Corn Tortillasfrom Rick Bayless
Makes 15 tortillas
1 3/4 cups powdered masa harina for tortillas (Maseca brand is widely available)
1. Mix dough. Measure into bowl the corn flour and add 1 cup plus 2 tablespoons hot tap water. Mix with hand, kneading until thoroughly combined. Cover and let stand 15 minutes.
2. Heat griddle or skillet at medium heat.
3. Adjust consistency of dough. Gently squeeze dough. If it is stiff (it probably will be), knead in water 1 or 2 teaspoons at a time until the dough feels like soft cookie dough—not stiff, but not sticky. Divide evenly into 15 pieces and roll each into a ball. Cover with plastic.
4. Press out dough balls. Cut 2 pieces of plastic wrap (better than the wax paper I used)
1-inch larger than tortilla press. Open press. Lay in one piece of plastic. Lay dough ball in center. Gently mash. Top with second piece of plastic. Close press. Press gently—enough to mash dough into 1/8-inch disc. Pull off top piece of plastic very carefully as the tortilla tears easily.
I highly recommend the tortilla press, but I am also eager to try Carlee's sisters book method. If you guys try it, let me know how it works.
5. Place tortilla in skillet.
6. First flip. After about 20-30 seconds, edges of tortilla will dry slightly and tortilla will release from griddle—before this moment, tortilla will be stuck. With the spatula, flip the tortilla over.
7. Second flip. After about 30 seconds, tortilla should be browned underneath.
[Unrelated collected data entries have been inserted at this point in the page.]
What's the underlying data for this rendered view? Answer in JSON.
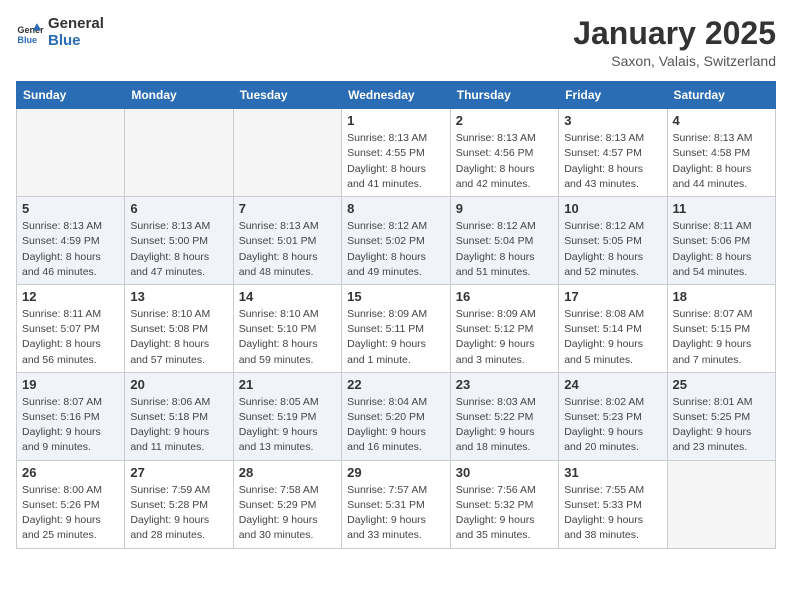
{
  "header": {
    "logo_general": "General",
    "logo_blue": "Blue",
    "month_title": "January 2025",
    "location": "Saxon, Valais, Switzerland"
  },
  "weekdays": [
    "Sunday",
    "Monday",
    "Tuesday",
    "Wednesday",
    "Thursday",
    "Friday",
    "Saturday"
  ],
  "weeks": [
    [
      {
        "day": "",
        "info": ""
      },
      {
        "day": "",
        "info": ""
      },
      {
        "day": "",
        "info": ""
      },
      {
        "day": "1",
        "info": "Sunrise: 8:13 AM\nSunset: 4:55 PM\nDaylight: 8 hours and 41 minutes."
      },
      {
        "day": "2",
        "info": "Sunrise: 8:13 AM\nSunset: 4:56 PM\nDaylight: 8 hours and 42 minutes."
      },
      {
        "day": "3",
        "info": "Sunrise: 8:13 AM\nSunset: 4:57 PM\nDaylight: 8 hours and 43 minutes."
      },
      {
        "day": "4",
        "info": "Sunrise: 8:13 AM\nSunset: 4:58 PM\nDaylight: 8 hours and 44 minutes."
      }
    ],
    [
      {
        "day": "5",
        "info": "Sunrise: 8:13 AM\nSunset: 4:59 PM\nDaylight: 8 hours and 46 minutes."
      },
      {
        "day": "6",
        "info": "Sunrise: 8:13 AM\nSunset: 5:00 PM\nDaylight: 8 hours and 47 minutes."
      },
      {
        "day": "7",
        "info": "Sunrise: 8:13 AM\nSunset: 5:01 PM\nDaylight: 8 hours and 48 minutes."
      },
      {
        "day": "8",
        "info": "Sunrise: 8:12 AM\nSunset: 5:02 PM\nDaylight: 8 hours and 49 minutes."
      },
      {
        "day": "9",
        "info": "Sunrise: 8:12 AM\nSunset: 5:04 PM\nDaylight: 8 hours and 51 minutes."
      },
      {
        "day": "10",
        "info": "Sunrise: 8:12 AM\nSunset: 5:05 PM\nDaylight: 8 hours and 52 minutes."
      },
      {
        "day": "11",
        "info": "Sunrise: 8:11 AM\nSunset: 5:06 PM\nDaylight: 8 hours and 54 minutes."
      }
    ],
    [
      {
        "day": "12",
        "info": "Sunrise: 8:11 AM\nSunset: 5:07 PM\nDaylight: 8 hours and 56 minutes."
      },
      {
        "day": "13",
        "info": "Sunrise: 8:10 AM\nSunset: 5:08 PM\nDaylight: 8 hours and 57 minutes."
      },
      {
        "day": "14",
        "info": "Sunrise: 8:10 AM\nSunset: 5:10 PM\nDaylight: 8 hours and 59 minutes."
      },
      {
        "day": "15",
        "info": "Sunrise: 8:09 AM\nSunset: 5:11 PM\nDaylight: 9 hours and 1 minute."
      },
      {
        "day": "16",
        "info": "Sunrise: 8:09 AM\nSunset: 5:12 PM\nDaylight: 9 hours and 3 minutes."
      },
      {
        "day": "17",
        "info": "Sunrise: 8:08 AM\nSunset: 5:14 PM\nDaylight: 9 hours and 5 minutes."
      },
      {
        "day": "18",
        "info": "Sunrise: 8:07 AM\nSunset: 5:15 PM\nDaylight: 9 hours and 7 minutes."
      }
    ],
    [
      {
        "day": "19",
        "info": "Sunrise: 8:07 AM\nSunset: 5:16 PM\nDaylight: 9 hours and 9 minutes."
      },
      {
        "day": "20",
        "info": "Sunrise: 8:06 AM\nSunset: 5:18 PM\nDaylight: 9 hours and 11 minutes."
      },
      {
        "day": "21",
        "info": "Sunrise: 8:05 AM\nSunset: 5:19 PM\nDaylight: 9 hours and 13 minutes."
      },
      {
        "day": "22",
        "info": "Sunrise: 8:04 AM\nSunset: 5:20 PM\nDaylight: 9 hours and 16 minutes."
      },
      {
        "day": "23",
        "info": "Sunrise: 8:03 AM\nSunset: 5:22 PM\nDaylight: 9 hours and 18 minutes."
      },
      {
        "day": "24",
        "info": "Sunrise: 8:02 AM\nSunset: 5:23 PM\nDaylight: 9 hours and 20 minutes."
      },
      {
        "day": "25",
        "info": "Sunrise: 8:01 AM\nSunset: 5:25 PM\nDaylight: 9 hours and 23 minutes."
      }
    ],
    [
      {
        "day": "26",
        "info": "Sunrise: 8:00 AM\nSunset: 5:26 PM\nDaylight: 9 hours and 25 minutes."
      },
      {
        "day": "27",
        "info": "Sunrise: 7:59 AM\nSunset: 5:28 PM\nDaylight: 9 hours and 28 minutes."
      },
      {
        "day": "28",
        "info": "Sunrise: 7:58 AM\nSunset: 5:29 PM\nDaylight: 9 hours and 30 minutes."
      },
      {
        "day": "29",
        "info": "Sunrise: 7:57 AM\nSunset: 5:31 PM\nDaylight: 9 hours and 33 minutes."
      },
      {
        "day": "30",
        "info": "Sunrise: 7:56 AM\nSunset: 5:32 PM\nDaylight: 9 hours and 35 minutes."
      },
      {
        "day": "31",
        "info": "Sunrise: 7:55 AM\nSunset: 5:33 PM\nDaylight: 9 hours and 38 minutes."
      },
      {
        "day": "",
        "info": ""
      }
    ]
  ]
}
Flip. Cook 30 seconds more—tortilla should puff in places (or all over—a gentle press with spatula or fingers encourages puffing). Transfer to basket lined with towel.8. Continue. Press and bake remaining tortillas. Stack each baked tortilla on previous one. Keep tortillas well wrapped in towel to keep warm.
Keeping the tortillas warm is key to them being soft and delicious instead of crispy on the outside. Also, make sure to reheat any tortillas by wrapping them in a damp dish cloth/towel on medium power in the microwave for several about 3 minutes.